简体   繁体   English

哪些PHP Web爬网程序库可用?

[英]What PHP web crawler libraries are available?

I'm looking for some robust, well documented PHP web crawler scripts. 我正在寻找一些健壮的,记录良好的PHP Web爬虫脚本。 Perhaps a PHP port of the Java project - http://wiki.apache.org/nutch/NutchTutorial 也许是Java项目的PHP端口 - http://wiki.apache.org/nutch/NutchTutorial

I'm looking for both free and non free versions. 我正在寻找免费和非免费版本。

https://github.com/fabpot/Goutte也是一个兼容psr-0标准的好库。

Just give Snoopy a try. 试试Snoopy吧。

Excerpt: "Snoopy is a PHP class that simulates a web browser. It automates the task of retrieving web page content and posting forms, for example." 摘录:“Snoopy是一个模拟Web浏览器的PHP类。它可以自动执行检索网页内容和发布表单的任务。”

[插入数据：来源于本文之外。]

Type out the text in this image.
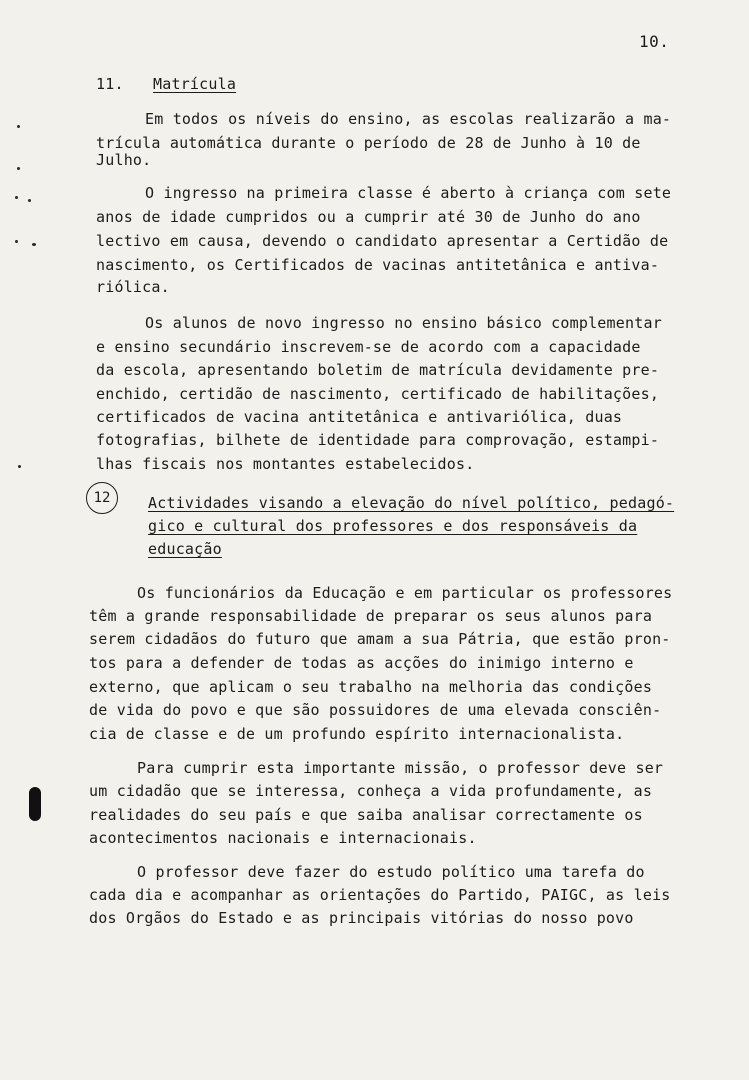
10.
11. Matrícula
Em todos os níveis do ensino, as escolas realizarão a ma-
trícula automática durante o período de 28 de Junho à 10 de
Julho.
O ingresso na primeira classe é aberto à criança com sete
anos de idade cumpridos ou a cumprir até 30 de Junho do ano
lectivo em causa, devendo o candidato apresentar a Certidão de
nascimento, os Certificados de vacinas antitetânica e antiva-
riólica.
Os alunos de novo ingresso no ensino básico complementar
e ensino secundário inscrevem-se de acordo com a capacidade
da escola, apresentando boletim de matrícula devidamente pre-
enchido, certidão de nascimento, certificado de habilitações,
certificados de vacina antitetânica e antivariólica, duas
fotografias, bilhete de identidade para comprovação, estampi-
lhas fiscais nos montantes estabelecidos.
12	Actividades visando a elevação do nível político, pedagó-
gico e cultural dos professores e dos responsáveis da
educação
Os funcionários da Educação e em particular os professores
têm a grande responsabilidade de preparar os seus alunos para
serem cidadãos do futuro que amam a sua Pátria, que estão pron-
tos para a defender de todas as acções do inimigo interno e
externo, que aplicam o seu trabalho na melhoria das condições
de vida do povo e que são possuidores de uma elevada consciên-
cia de classe e de um profundo espírito internacionalista.
Para cumprir esta importante missão, o professor deve ser
um cidadão que se interessa, conheça a vida profundamente, as
realidades do seu país e que saiba analisar correctamente os
acontecimentos nacionais e internacionais.
O professor deve fazer do estudo político uma tarefa do
cada dia e acompanhar as orientações do Partido, PAIGC, as leis
dos Orgãos do Estado e as principais vitórias do nosso povo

There is a greate tutorial here which combines guzzlehttp and symfony/dom-crawler 这里有一个greate教程它结合了guzzlehttpsymfony / dom-crawler

In case the link is lost here is the code you can make use. 如果链接丢失,这里是您可以使用的代码。

use Guzzle\Http\Client;
use Symfony\Component\DomCrawler\Crawler;
use RuntimeException;

// create http client instance
$client = new GuzzleHttp\ClientClient('http://download.cloud.com/releases');

// create a request
$response = $client->request('/3.0.6/api_3.0.6/TOC_Domain_Admin.html');

// get status code
$status = $response->getStatusCode();

// this is the response body from the requested page (usually html)
//$result = $response->getBody();

// crate crawler instance from body HTML code
$crawler = new Crawler($response->getBody(true));

// apply css selector filter
$filter = $crawler->filter('div.apismallbullet_box');
$result = array();

if (iterator_count($filter) > 1) {

    // iterate over filter results
    foreach ($filter as $i => $content) {

        // create crawler instance for result
        $cralwer = new Crawler($content);
        // extract the values needed
        $result[$i] = array(
            'topic' => $crawler->filter('h5')->text();
            'className' => trim(str_replace(' ', '', $result[$i]['topic'])) . 'Client'
        );
    }
} else {
    throw new RuntimeException('Got empty result processing the dataset!');
}

You can use PHP Simple HTML DOM Parser . 您可以使用PHP Simple HTML DOM Parser It's really simple and useful. 它非常简单实用。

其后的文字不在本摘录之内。